Britain's swimmers saw their funding towards the Rio 2016 Olympics slashed by almost 15 per-cent from just over £25m to £21.4m having failed to hit their medal target of five to seven at London 2012.
Just three medals were won, Michael Jamieson's 200m breaststroke silver and two bronzes from double Olympic champion from Beijing 2008 Rebecca Adlington in the 400m freestyle and 800m freestyle.
That led to a review into what went wrong and why with Michael Scott resigning last month as performance director after it strongly advised him to be permanently based in Britain.
Scott had split his time between his native Australia and Britain but as yet a replacement has not been found while Dennis Pursley's successor as head coach hasn't been sought either.
That drew criticism from Adlington which Sparkes wanted to hear firsthand with the sport one of five, archery, badminton, judo and volleyball the others, to have their funding reduced.
Sparkes doesn't have any complaints, giving off a sense that he expected it to be greater, and has vowed to ensure Britain does hit its medal target at the Rio Olympics in four years time and beyond.
"Overall we are satisfied with the outcome.

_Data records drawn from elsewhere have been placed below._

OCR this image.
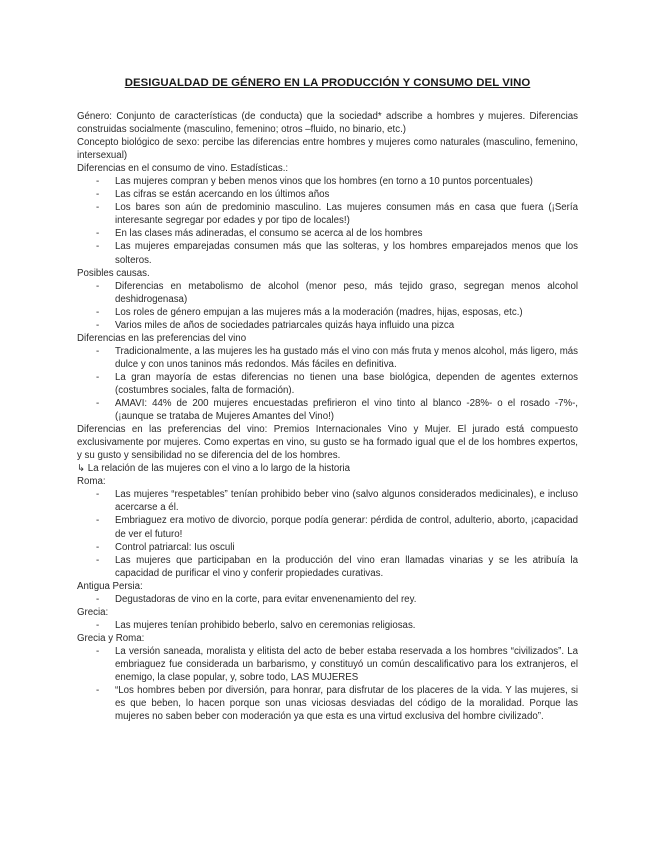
DESIGUALDAD DE GÉNERO EN LA PRODUCCIÓN Y CONSUMO DEL VINO

Género: Conjunto de características (de conducta) que la sociedad* adscribe a hombres y mujeres. Diferencias construidas socialmente (masculino, femenino; otros –fluido, no binario, etc.)

Concepto biológico de sexo: percibe las diferencias entre hombres y mujeres como naturales (masculino, femenino, intersexual)

Diferencias en el consumo de vino. Estadísticas.:

- Las mujeres compran y beben menos vinos que los hombres (en torno a 10 puntos porcentuales)
- Las cifras se están acercando en los últimos años
- Los bares son aún de predominio masculino. Las mujeres consumen más en casa que fuera (¡Sería interesante segregar por edades y por tipo de locales!)
- En las clases más adineradas, el consumo se acerca al de los hombres
- Las mujeres emparejadas consumen más que las solteras, y los hombres emparejados menos que los solteros.

Posibles causas.

- Diferencias en metabolismo de alcohol (menor peso, más tejido graso, segregan menos alcohol deshidrogenasa)
- Los roles de género empujan a las mujeres más a la moderación (madres, hijas, esposas, etc.)
- Varios miles de años de sociedades patriarcales quizás haya influido una pizca

Diferencias en las preferencias del vino

- Tradicionalmente, a las mujeres les ha gustado más el vino con más fruta y menos alcohol, más ligero, más dulce y con unos taninos más redondos. Más fáciles en definitiva.
- La gran mayoría de estas diferencias no tienen una base biológica, dependen de agentes externos (costumbres sociales, falta de formación).
- AMAVI: 44% de 200 mujeres encuestadas prefirieron el vino tinto al blanco -28%- o el rosado -7%-, (¡aunque se trataba de Mujeres Amantes del Vino!)

Diferencias en las preferencias del vino: Premios Internacionales Vino y Mujer. El jurado está compuesto exclusivamente por mujeres. Como expertas en vino, su gusto se ha formado igual que el de los hombres expertos, y su gusto y sensibilidad no se diferencia del de los hombres.

↳ La relación de las mujeres con el vino a lo largo de la historia

Roma:

- Las mujeres “respetables” tenían prohibido beber vino (salvo algunos considerados medicinales), e incluso acercarse a él.
- Embriaguez era motivo de divorcio, porque podía generar: pérdida de control, adulterio, aborto, ¡capacidad de ver el futuro!
- Control patriarcal: Ius osculi
- Las mujeres que participaban en la producción del vino eran llamadas vinarias y se les atribuía la capacidad de purificar el vino y conferir propiedades curativas.

Antigua Persia:

- Degustadoras de vino en la corte, para evitar envenenamiento del rey.

Grecia:

- Las mujeres tenían prohibido beberlo, salvo en ceremonias religiosas.

Grecia y Roma:

- La versión saneada, moralista y elitista del acto de beber estaba reservada a los hombres “civilizados”. La embriaguez fue considerada un barbarismo, y constituyó un común descalificativo para los extranjeros, el enemigo, la clase popular, y, sobre todo, LAS MUJERES
- “Los hombres beben por diversión, para honrar, para disfrutar de los placeres de la vida. Y las mujeres, si es que beben, lo hacen porque son unas viciosas desviadas del código de la moralidad. Porque las mujeres no saben beber con moderación ya que esta es una virtud exclusiva del hombre civilizado”.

While disappointed with the award for swimming, we recognise we need to rebuild confidence that we can deliver medals at Olympic level consistently before we can demand more investment," said Sparkes.

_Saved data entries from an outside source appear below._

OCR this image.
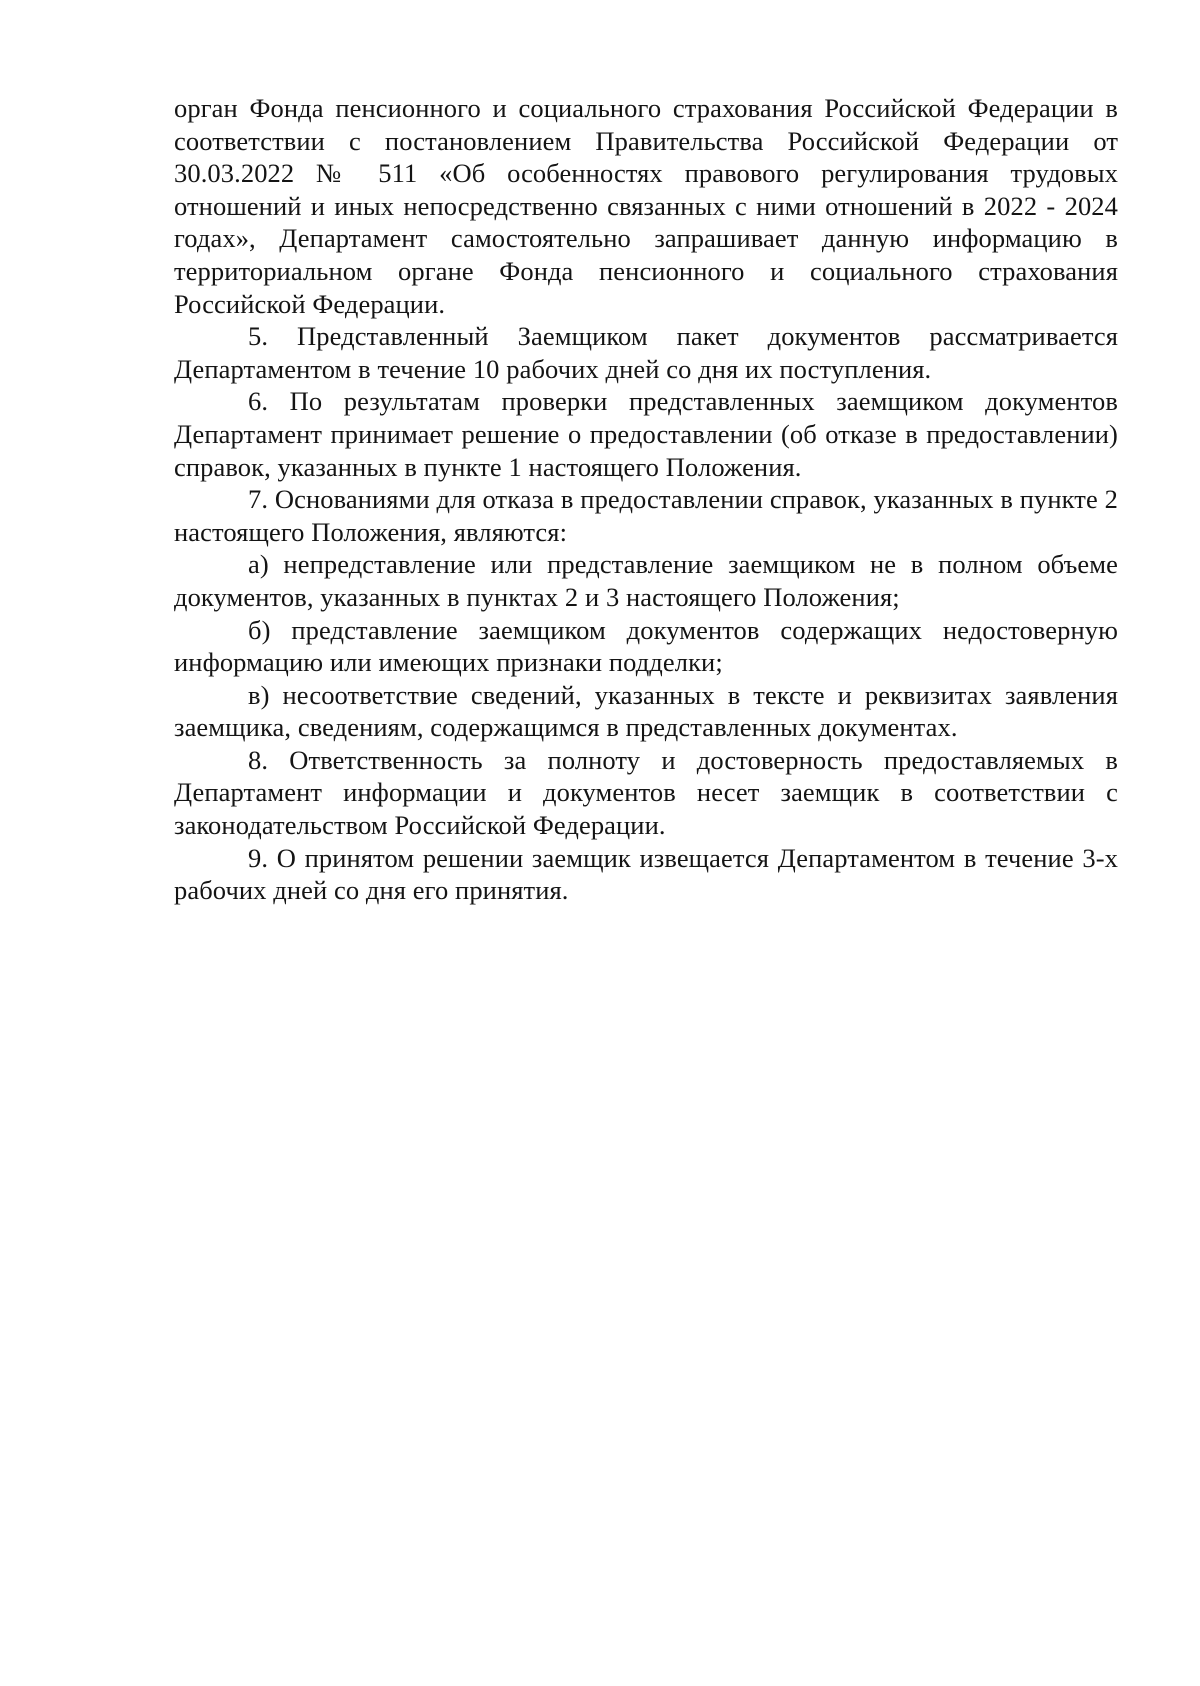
орган Фонда пенсионного и социального страхования Российской Федерации в соответствии с постановлением Правительства Российской Федерации от 30.03.2022 № 511 «Об особенностях правового регулирования трудовых отношений и иных непосредственно связанных с ними отношений в 2022 - 2024 годах», Департамент самостоятельно запрашивает данную информацию в территориальном органе Фонда пенсионного и социального страхования Российской Федерации.

5. Представленный Заемщиком пакет документов рассматривается Департаментом в течение 10 рабочих дней со дня их поступления.

6. По результатам проверки представленных заемщиком документов Департамент принимает решение о предоставлении (об отказе в предоставлении) справок, указанных в пункте 1 настоящего Положения.

7. Основаниями для отказа в предоставлении справок, указанных в пункте 2 настоящего Положения, являются:

а) непредставление или представление заемщиком не в полном объеме документов, указанных в пунктах 2 и 3 настоящего Положения;

б) представление заемщиком документов содержащих недостоверную информацию или имеющих признаки подделки;

в) несоответствие сведений, указанных в тексте и реквизитах заявления заемщика, сведениям, содержащимся в представленных документах.

8. Ответственность за полноту и достоверность предоставляемых в Департамент информации и документов несет заемщик в соответствии с законодательством Российской Федерации.

9. О принятом решении заемщик извещается Департаментом в течение 3-х рабочих дней со дня его принятия.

"We had a disappointing Olympics in swimming and we now need to focus our energies on driving the cultural change needed moving forward and this will be built around a no compromise approach underpinned by performance management and strong effective leadership.
"Everyone involved in swimming remains committed to working hard towards achieving success in Rio and beyond."
It was a mixed afternoon for Sparkes as, despite the reduction to Britain's Olympic swimmers, the Paralympic team as well as the divers, synchronised swimmers and women's water polo team all saw their funding increase.
Britain's Paralympic swimmers will received £11.7m, the divers £7.5m, the synchronised swimmers nearly an extra million to £4.3m and the women's water polo a significant increase of £1.5m to £4.5m.
Sparkes, whose own position has been called into question in light of the review into the Olympic swimming programme, said the governing body would still support the men's water polo team while being cheered by the gains for the other sports.
"We are delighted to see increased investment in disability swimming and diving which is richly deserved although there remains still much to do in these areas before Rio," he added.
"The funding of women's water polo and synchronised swimming is welcomed as clearly UK Sport recognises the tremendous progress these two sports have made in the last four-to-five years.
"Clearly there will be some disappointment that men's water polo missed out but being realistic they are a long way from the Olympic standard and we will now work hard with the vibrant British Water Polo community to see what we can do to build an effective and appropriate programme for them."